Le second exemple, toujours aussi probant, que j'évoquerai concerne les effets de seuil. Nombre de PME préfèrent éviter l'embauche d'un dixième salarié, alors que leur activité le justifierait. Cette embauche est synonyme d'une hausse de charges de 13 %, soit l'équivalent d'un salaire sacrifié. Une entreprise sur deux a ainsi renoncé à embaucher un dixième salarié, alors que le gain net en emplois est estimé, selon des sources concordantes, à 50 000 postes. Cette même dynamique négative se retrouve dans les entreprises approchant le seuil de cinquante salariés.

Incontestablement, les pouvoirs publics ne peuvent plus faire supporter à ces PME l'archaïsme de seuils dont la définition n'apparaît absolument pas justifiée au regard de la structure économique de la France. Le moment est venu de les modifier, et de passer d'un seuil de dix à un seuil de vingt, et de celui de cinquante salariés à celui de deux cent cinquante salariés. Je soutiendrai donc ces mesures indispensables pour placer nos PME dans un contexte microéconomique moins contraignant.

Que l'on comprenne bien que l'amélioration des résultats économiques n'est en rien synonyme, comme d'aucuns voudraient le faire croire, de régression sociale ! Il ne s'agit pas ici de verser dans un schématisme idéologique qui sacrifierait irrémédiablement la performance économique.

Il est autrement plus cohérent et de bon sens de repousser le seuil de déclenchement que de faciliter le passage des seuils critiqués en le subventionnant, ce qui serait un signal négatif et inutile.

Les courbes relatives au nombre de salariés par entreprise nous démontrent que cette réforme se passerait sans rupture sociale. Opposons-nous à toute nouvelle aggravation des dépenses publiques alors que l'aménagement de l'environnement législatif et réglementaire parviendrait aux mêmes fins, sans porter atteinte à l'environnement social des entreprises.

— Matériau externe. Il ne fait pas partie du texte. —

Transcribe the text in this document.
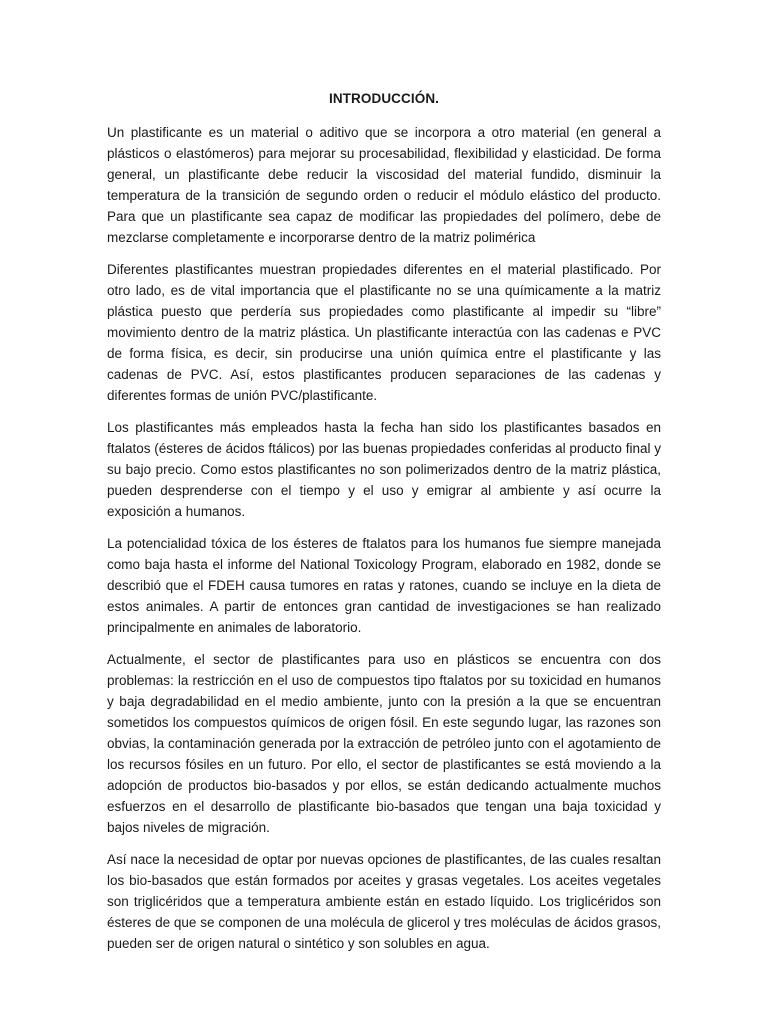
INTRODUCCIÓN.

Un plastificante es un material o aditivo que se incorpora a otro material (en general a plásticos o elastómeros) para mejorar su procesabilidad, flexibilidad y elasticidad. De forma general, un plastificante debe reducir la viscosidad del material fundido, disminuir la temperatura de la transición de segundo orden o reducir el módulo elástico del producto. Para que un plastificante sea capaz de modificar las propiedades del polímero, debe de mezclarse completamente e incorporarse dentro de la matriz polimérica

Diferentes plastificantes muestran propiedades diferentes en el material plastificado. Por otro lado, es de vital importancia que el plastificante no se una químicamente a la matriz plástica puesto que perdería sus propiedades como plastificante al impedir su “libre” movimiento dentro de la matriz plástica. Un plastificante interactúa con las cadenas e PVC de forma física, es decir, sin producirse una unión química entre el plastificante y las cadenas de PVC. Así, estos plastificantes producen separaciones de las cadenas y diferentes formas de unión PVC/plastificante.

Los plastificantes más empleados hasta la fecha han sido los plastificantes basados en ftalatos (ésteres de ácidos ftálicos) por las buenas propiedades conferidas al producto final y su bajo precio. Como estos plastificantes no son polimerizados dentro de la matriz plástica, pueden desprenderse con el tiempo y el uso y emigrar al ambiente y así ocurre la exposición a humanos.

La potencialidad tóxica de los ésteres de ftalatos para los humanos fue siempre manejada como baja hasta el informe del National Toxicology Program, elaborado en 1982, donde se describió que el FDEH causa tumores en ratas y ratones, cuando se incluye en la dieta de estos animales. A partir de entonces gran cantidad de investigaciones se han realizado principalmente en animales de laboratorio.

Actualmente, el sector de plastificantes para uso en plásticos se encuentra con dos problemas: la restricción en el uso de compuestos tipo ftalatos por su toxicidad en humanos y baja degradabilidad en el medio ambiente, junto con la presión a la que se encuentran sometidos los compuestos químicos de origen fósil. En este segundo lugar, las razones son obvias, la contaminación generada por la extracción de petróleo junto con el agotamiento de los recursos fósiles en un futuro. Por ello, el sector de plastificantes se está moviendo a la adopción de productos bio-basados y por ellos, se están dedicando actualmente muchos esfuerzos en el desarrollo de plastificante bio-basados que tengan una baja toxicidad y bajos niveles de migración.

Así nace la necesidad de optar por nuevas opciones de plastificantes, de las cuales resaltan los bio-basados que están formados por aceites y grasas vegetales. Los aceites vegetales son triglicéridos que a temperatura ambiente están en estado líquido. Los triglicéridos son ésteres de que se componen de una molécula de glicerol y tres moléculas de ácidos grasos, pueden ser de origen natural o sintético y son solubles en agua.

La consolidation de notre économie passe bien évidemment en premier lieu par la création de richesses et aussi par la consommation. Le traitement social du chômage est non pas une fin en soi, mais plutôt la manifestation de l'indispensable solidarité de la nation à l'égard des personnes les plus démunies. Mais gardons à l'esprit le fait qu'il n'est plus possible de faire supporter aux futures générations les conséquences des errements des politiques !

On ne peut encourager la croissance, et donc la sauvegarde de l'économie nationale, en raisonnant dans le seul cadre national : en cela, les partenaires sociaux et la classe politique sont coupables. La loi française persévère dans la méconnaissance de la réalité de la mondialisation et favorise la lente destruction du tissu économique français.

Les contraintes accumulées sont toutes non seulement facteurs de délocalisations, mais - plus grave encore - de non-localisations. Le marché mondial est ainsi fait que ce que nous empêchons d'être produit en France est néanmoins vendu sur le marché français. En accumulant ces contraintes, nous délocalisons notre savoir-faire et nos profits, le tout financé par le consommateur français.

Monsieur le ministre, le groupe du RDSE, dans sa diversité, prend acte de votre volonté d'enrayer de façon pérenne la courbe erratique du chômage. La formulation du projet de loi d'habilitation reste suffisamment large pour que vous possédiez les marges de manoeuvre nécessaires à la mise en oeuvre d'un électrochoc macroéconomique pour notre pays. Nous attendrons de voir les résultats de ces mesures. Aujourd'hui, une majorité d'entre nous placent sa confiance en vous et approuveront l'habilitation.